Josué pouvait aisément passer à gué le Jourdain qui n'a pas quarante cinq pieds de large, et qui est guéable en cent endroits, mais Dieu fait remonter le fleuve vers sa source pour manifester sa puissance.
Il n'était pas nécessaire que Jérico tombât au son de Cornemuses, Josué avait des intelligences dans la ville par le moien de Raab la prostituée. Dieu fait tomber les murs pour faire voir qu'il est le maître de tous les évènements. Les Amorrhéens étaient déjà écrasés par une pluie de pierres tombées du ciel; il n'était pas nécessaire que Dieu arrêtât le soleil et la Lune à midy pour que Josué triomphât de ce peu de gens qui venaient d'être Lapidés. Si Dieu arrête le Soleil et la lune c'est pour faire voir aux juifs que le soleil et la Lune dépendent de lui.

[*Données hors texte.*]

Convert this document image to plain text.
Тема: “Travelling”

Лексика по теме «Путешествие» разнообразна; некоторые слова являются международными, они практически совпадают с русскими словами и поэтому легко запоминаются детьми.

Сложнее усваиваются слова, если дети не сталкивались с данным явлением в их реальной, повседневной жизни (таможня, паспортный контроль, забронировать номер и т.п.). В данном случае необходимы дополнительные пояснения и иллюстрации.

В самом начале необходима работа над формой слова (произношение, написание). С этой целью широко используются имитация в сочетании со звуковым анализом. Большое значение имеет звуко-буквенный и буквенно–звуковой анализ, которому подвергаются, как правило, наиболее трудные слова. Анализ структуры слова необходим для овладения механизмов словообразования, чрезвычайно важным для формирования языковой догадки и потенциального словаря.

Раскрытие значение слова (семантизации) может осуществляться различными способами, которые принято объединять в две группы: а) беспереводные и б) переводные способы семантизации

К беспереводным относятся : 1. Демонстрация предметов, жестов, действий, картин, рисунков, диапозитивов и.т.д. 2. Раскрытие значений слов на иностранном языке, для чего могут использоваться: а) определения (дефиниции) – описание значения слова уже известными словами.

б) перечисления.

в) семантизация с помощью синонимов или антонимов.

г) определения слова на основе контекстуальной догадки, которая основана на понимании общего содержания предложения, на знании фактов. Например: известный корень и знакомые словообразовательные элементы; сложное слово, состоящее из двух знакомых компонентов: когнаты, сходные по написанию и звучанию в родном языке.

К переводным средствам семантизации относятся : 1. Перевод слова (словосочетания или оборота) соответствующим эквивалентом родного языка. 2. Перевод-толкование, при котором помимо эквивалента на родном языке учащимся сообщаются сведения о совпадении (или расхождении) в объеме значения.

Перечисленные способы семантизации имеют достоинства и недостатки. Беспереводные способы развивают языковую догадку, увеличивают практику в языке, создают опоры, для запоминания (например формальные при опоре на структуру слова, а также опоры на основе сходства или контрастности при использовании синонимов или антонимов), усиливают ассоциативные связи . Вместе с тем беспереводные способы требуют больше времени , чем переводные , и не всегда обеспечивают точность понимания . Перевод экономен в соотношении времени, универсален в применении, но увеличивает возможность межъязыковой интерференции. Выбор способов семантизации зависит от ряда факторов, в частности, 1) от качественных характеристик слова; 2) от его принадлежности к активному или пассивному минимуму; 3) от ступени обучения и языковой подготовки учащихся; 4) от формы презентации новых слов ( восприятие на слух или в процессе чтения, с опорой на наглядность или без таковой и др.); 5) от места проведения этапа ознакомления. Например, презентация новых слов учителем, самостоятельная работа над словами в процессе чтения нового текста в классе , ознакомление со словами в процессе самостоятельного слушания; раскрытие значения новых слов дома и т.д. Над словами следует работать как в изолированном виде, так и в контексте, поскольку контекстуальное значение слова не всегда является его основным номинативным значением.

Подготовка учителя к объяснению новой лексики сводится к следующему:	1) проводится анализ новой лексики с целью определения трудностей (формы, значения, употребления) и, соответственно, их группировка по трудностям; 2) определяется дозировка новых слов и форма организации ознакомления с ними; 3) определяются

Ce qui me parait encor plus favorable à la poësie, c'est que le sujet est petit, et les moiens grands. Josué ne conquit à la vérité que dix huit lieues de païs, mais la nature entière est en convulsion pour le païs d'Ephraïm. C'est ainsi qu'Enée dans Virgile s'établit dans un village d'Italie avec le secours des dieux. Le grand avantage que vous avez sur Virgile, c'est que vous chantez la vérité et qu'il n'a chanté que le mensonge. Vous avez l'un et l'autre des héros pieux, ce qui est un grand avantage. Il est vrai qu'on pourait reprocher quelques cruautés à Josué, mais elles sont sacrées, ce qui est un grand avantage encor. Jugez, Monsieur, quel est mon regrêt de n'avoir pu lire encor dans ma terre non promise vôtre poëme sur la terre promise, qui me fait concevoir de grandes espérances.
J'ai l'honneur d'être avec tous les sentiments que je vous dois, Monsieur, vôtre très humble et très obéissant serviteur.